What benefits of strength do language learners bring to your classroom and school? What benefits do their families bring to the schools or community?

Our language learners bring so many strengths. They come in with rich experiences that many of us adults have never had the opportunity to be part of. They come in with such a diverse culture of norms and ethics, and they are problem solvers, they are empathetic, and they are knowledgeable. When they come to our school they have so much to give. Families bring so much trust, and I always respect that. They are examples to other parents because they trust educators so much. They’re willing to support whatever the educators have to say. They not only bring that trust, but they also bring the diverse thinking, and their rich culture.

What methods or tools do you use to assess your students' language learning?

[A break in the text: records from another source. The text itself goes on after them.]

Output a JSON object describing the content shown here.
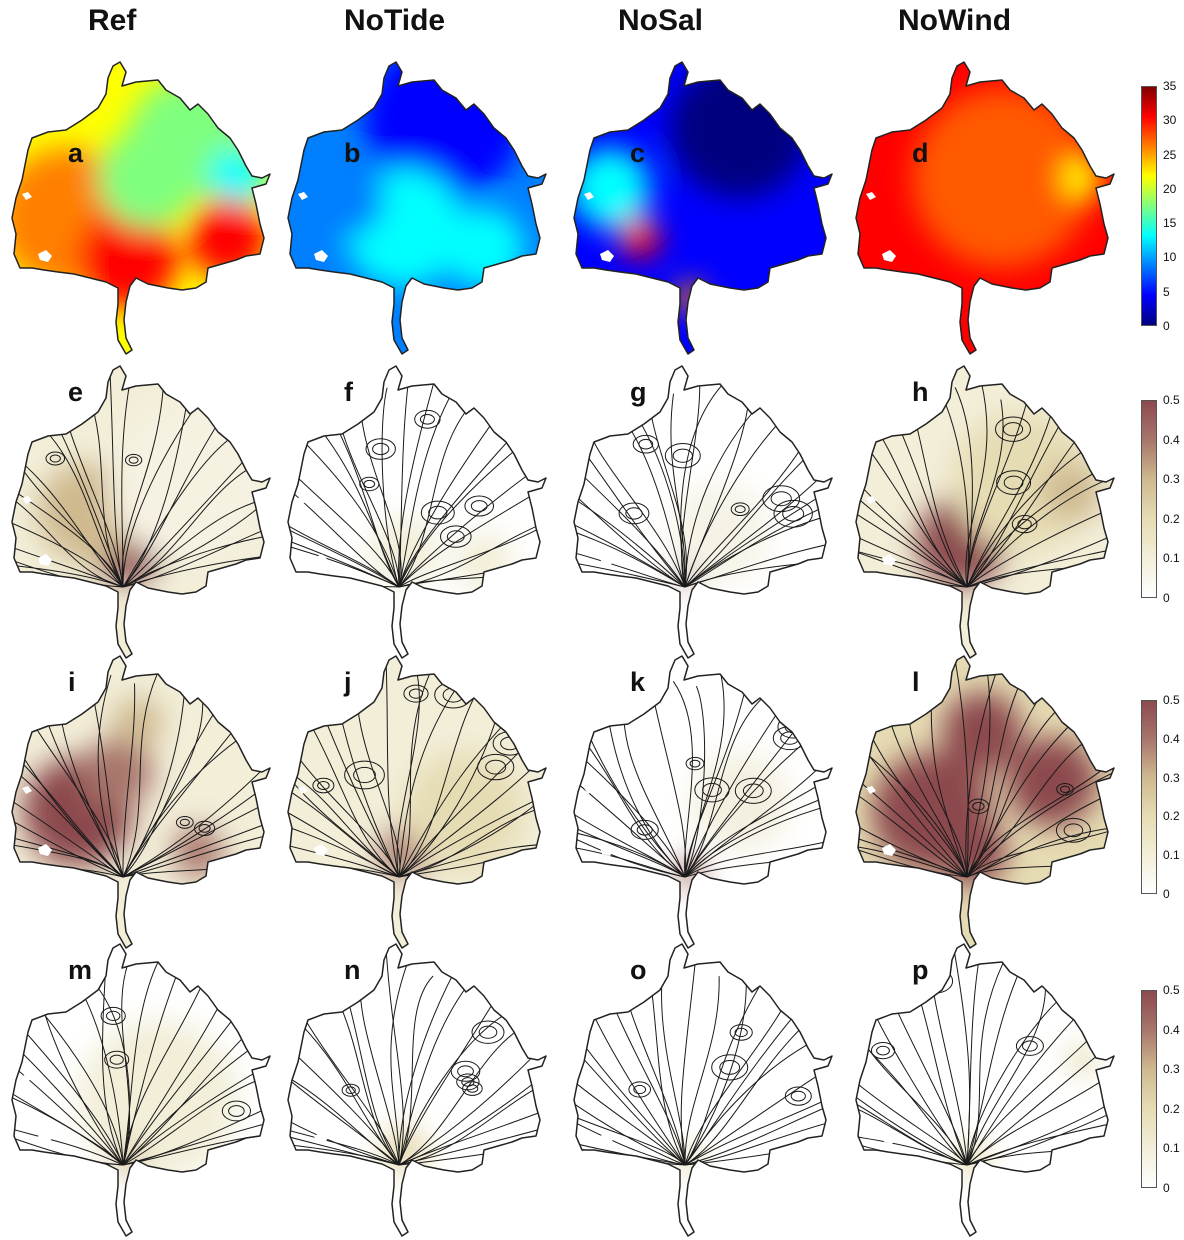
{
  "columns": [
    "Ref",
    "NoTide",
    "NoSal",
    "NoWind"
  ],
  "panel_labels": [
    [
      "a",
      "b",
      "c",
      "d"
    ],
    [
      "e",
      "f",
      "g",
      "h"
    ],
    [
      "i",
      "j",
      "k",
      "l"
    ],
    [
      "m",
      "n",
      "o",
      "p"
    ]
  ],
  "colorbars": [
    {
      "ticks": [
        "35",
        "30",
        "25",
        "20",
        "15",
        "10",
        "5",
        "0"
      ],
      "min": 0,
      "max": 35,
      "colormap": "jet"
    },
    {
      "ticks": [
        "0.5",
        "0.4",
        "0.3",
        "0.2",
        "0.1",
        "0"
      ],
      "min": 0,
      "max": 0.5,
      "colormap": "white-beige-maroon"
    },
    {
      "ticks": [
        "0.5",
        "0.4",
        "0.3",
        "0.2",
        "0.1",
        "0"
      ],
      "min": 0,
      "max": 0.5,
      "colormap": "white-beige-maroon"
    },
    {
      "ticks": [
        "0.5",
        "0.4",
        "0.3",
        "0.2",
        "0.1",
        "0"
      ],
      "min": 0,
      "max": 0.5,
      "colormap": "white-beige-maroon"
    }
  ],
  "colors": {
    "jet": [
      "#00007f",
      "#0000ff",
      "#007fff",
      "#00ffff",
      "#7fff7f",
      "#ffff00",
      "#ff7f00",
      "#ff0000",
      "#7f0000"
    ],
    "speed": [
      "#ffffff",
      "#f2eed8",
      "#e6dcb4",
      "#cfb98f",
      "#a8766c",
      "#8c4a4e"
    ],
    "outline": "#222222"
  }
}
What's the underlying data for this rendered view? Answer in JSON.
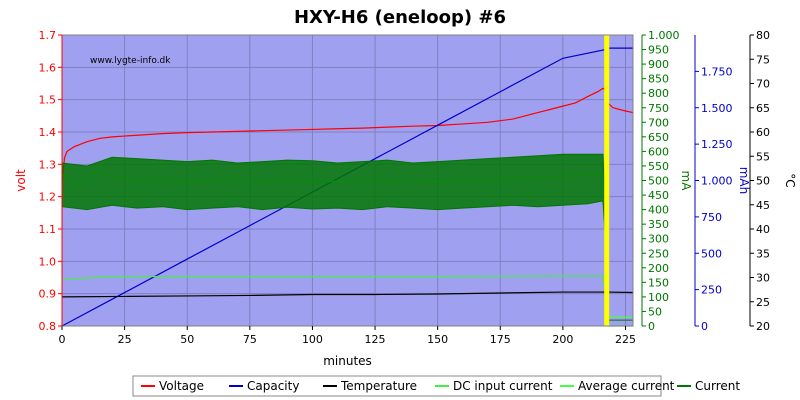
{
  "chart_data": {
    "type": "line",
    "title": "HXY-H6 (eneloop) #6",
    "watermark": "www.lygte-info.dk",
    "xlabel": "minutes",
    "xlim": [
      0,
      228
    ],
    "x_ticks": [
      "0",
      "25",
      "50",
      "75",
      "100",
      "125",
      "150",
      "175",
      "200",
      "225"
    ],
    "x_tick_values": [
      0,
      25,
      50,
      75,
      100,
      125,
      150,
      175,
      200,
      225
    ],
    "background": "#a0a0f0",
    "grid": true,
    "axes": {
      "volt": {
        "label": "volt",
        "color": "#ff0000",
        "range": [
          0.8,
          1.7
        ],
        "ticks": [
          "0.8",
          "0.9",
          "1.0",
          "1.1",
          "1.2",
          "1.3",
          "1.4",
          "1.5",
          "1.6",
          "1.7"
        ]
      },
      "ma": {
        "label": "mA",
        "color": "#007700",
        "range": [
          0,
          1000
        ],
        "ticks": [
          "0",
          "50",
          "100",
          "150",
          "200",
          "250",
          "300",
          "350",
          "400",
          "450",
          "500",
          "550",
          "600",
          "650",
          "700",
          "750",
          "800",
          "850",
          "900",
          "950",
          "1.000"
        ]
      },
      "mah": {
        "label": "mAh",
        "color": "#0000cc",
        "range": [
          0,
          2000
        ],
        "ticks": [
          "0",
          "250",
          "500",
          "750",
          "1.000",
          "1.250",
          "1.500",
          "1.750"
        ]
      },
      "temp": {
        "label": "°C",
        "color": "#000000",
        "range": [
          20,
          80
        ],
        "ticks": [
          "20",
          "25",
          "30",
          "35",
          "40",
          "45",
          "50",
          "55",
          "60",
          "65",
          "70",
          "75",
          "80"
        ]
      }
    },
    "charge_end_marker_x": 217.5,
    "series": [
      {
        "name": "Voltage",
        "axis": "volt",
        "color": "#ff0000",
        "x": [
          0,
          1,
          2,
          5,
          10,
          15,
          20,
          30,
          40,
          50,
          60,
          70,
          80,
          90,
          100,
          110,
          120,
          130,
          140,
          150,
          160,
          170,
          180,
          190,
          195,
          200,
          205,
          210,
          214,
          216,
          217,
          218,
          220,
          225,
          228
        ],
        "y": [
          1.24,
          1.32,
          1.34,
          1.355,
          1.37,
          1.38,
          1.385,
          1.39,
          1.395,
          1.398,
          1.4,
          1.402,
          1.404,
          1.406,
          1.408,
          1.41,
          1.412,
          1.415,
          1.418,
          1.42,
          1.425,
          1.43,
          1.44,
          1.46,
          1.47,
          1.48,
          1.49,
          1.51,
          1.525,
          1.535,
          1.53,
          1.49,
          1.475,
          1.465,
          1.46
        ]
      },
      {
        "name": "Capacity",
        "axis": "mah",
        "color": "#0000cc",
        "x": [
          0,
          25,
          50,
          75,
          100,
          125,
          150,
          175,
          200,
          217,
          218,
          228
        ],
        "y": [
          0,
          230,
          460,
          690,
          920,
          1150,
          1380,
          1610,
          1840,
          1900,
          1910,
          1910
        ]
      },
      {
        "name": "Temperature",
        "axis": "temp",
        "color": "#000000",
        "x": [
          0,
          25,
          50,
          75,
          100,
          125,
          150,
          175,
          200,
          217,
          218,
          228
        ],
        "y": [
          26.0,
          26.1,
          26.2,
          26.3,
          26.5,
          26.5,
          26.6,
          26.8,
          27.0,
          27.0,
          27.0,
          26.9
        ]
      },
      {
        "name": "DC input current",
        "axis": "ma",
        "color": "#44ee44",
        "x": [
          0,
          10,
          20,
          50,
          100,
          150,
          200,
          216,
          217,
          218,
          228
        ],
        "y": [
          160,
          165,
          170,
          170,
          170,
          170,
          172,
          172,
          120,
          0,
          0
        ]
      },
      {
        "name": "Average current",
        "axis": "ma",
        "color": "#44ff44",
        "x": [
          0,
          5,
          10,
          15,
          20,
          30,
          40,
          50,
          60,
          70,
          80,
          90,
          100,
          110,
          120,
          130,
          140,
          150,
          160,
          170,
          180,
          190,
          200,
          210,
          216,
          217,
          218,
          228
        ],
        "y": [
          520,
          490,
          505,
          540,
          510,
          500,
          505,
          495,
          500,
          505,
          498,
          502,
          500,
          496,
          503,
          499,
          501,
          497,
          502,
          500,
          505,
          510,
          515,
          520,
          520,
          400,
          30,
          30
        ]
      },
      {
        "name": "Current",
        "axis": "ma",
        "color": "#007700",
        "x": [
          0,
          10,
          20,
          30,
          40,
          50,
          60,
          70,
          80,
          90,
          100,
          110,
          120,
          130,
          140,
          150,
          160,
          170,
          180,
          190,
          200,
          210,
          216,
          217,
          218,
          228
        ],
        "y_min": [
          410,
          400,
          415,
          405,
          410,
          400,
          405,
          410,
          400,
          408,
          402,
          405,
          400,
          410,
          405,
          400,
          405,
          410,
          415,
          410,
          415,
          420,
          430,
          300,
          20,
          20
        ],
        "y_max": [
          560,
          550,
          580,
          575,
          570,
          565,
          570,
          560,
          565,
          570,
          568,
          560,
          565,
          570,
          560,
          565,
          570,
          575,
          580,
          585,
          590,
          590,
          590,
          400,
          20,
          20
        ]
      }
    ],
    "legend": {
      "position": "bottom"
    }
  }
}
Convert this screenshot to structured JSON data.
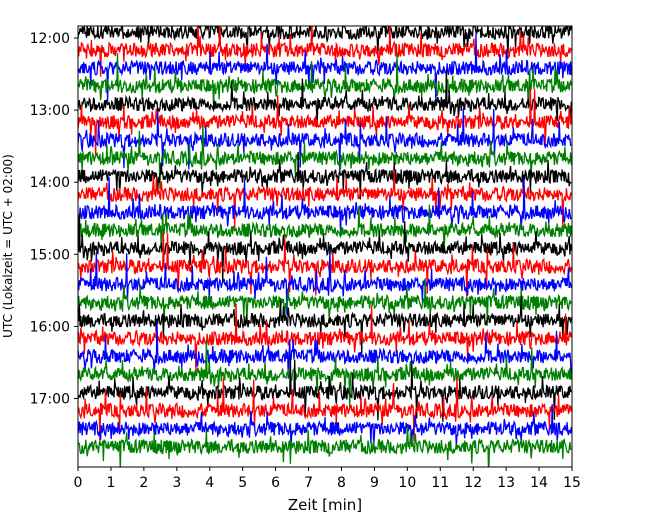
{
  "chart_data": {
    "type": "line",
    "title": "",
    "xlabel": "Zeit  [min]",
    "ylabel": "UTC (Lokalzeit = UTC + 02:00)",
    "xlim": [
      0,
      15
    ],
    "x_ticks": [
      "0",
      "1",
      "2",
      "3",
      "4",
      "5",
      "6",
      "7",
      "8",
      "9",
      "10",
      "11",
      "12",
      "13",
      "14",
      "15"
    ],
    "y_ticks": [
      "12:00",
      "13:00",
      "14:00",
      "15:00",
      "16:00",
      "17:00"
    ],
    "ylim": [
      "11:50",
      "17:57"
    ],
    "trace_interval_minutes": 15,
    "first_trace": "11:55",
    "trace_count": 24,
    "color_cycle": [
      "#000000",
      "#ff0000",
      "#0000ff",
      "#008000"
    ],
    "grid": false,
    "legend": "none"
  }
}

Language learning should be an ongoing process, so not only do we do formative or summative assessments, but we also try to focus on the progress of the four domains of language: listening, speaking, reading, and writing. I try to do that by collecting evidence throughout their time in our school. Building a portfolio to see their growth is a good idea. Also we have to remember that immediate feedback to the student is crucial. Overall I think the best form of assessment is when the students self-evaluate. They can do this with rubrics or by filling out different forms for self-evaluation.

How has WIDA helped you achieve your goals as an educator?

WIDA is my number one place to go to when I’m stuck on what I need in the classroom. WIDA has helped me not only with the trainings of WIDA Screeners for our Kindergartners or new students, but it has truly helped me help our parents understand the assessments and the ACCESS scores. WIDA has resources that help our parents understand how important these assessments are. They can get a glimpse of how their child is doing in school or, in this case, in English.

I really like the fact that WIDA has resources in various languages, especially for our school. We always need that. The Can Do Descriptors are with me all the time. Every time I go into a classroom and have a meeting with a teacher, I always show them what the Can Do Descriptors say and how the teacher can accommodate learning according to those Can Do Descriptors. Of course, in terms of professional learning, I always like to take a look at all of the online professional learning modules. The modules have been very helpful to me.

Do you have anything you would like to add? Do you have some final thoughts to help us learn more about you?

I really want to say that at Park View School we teach all students. All means all. All kids, including our English language learners, can reach high standards of learning.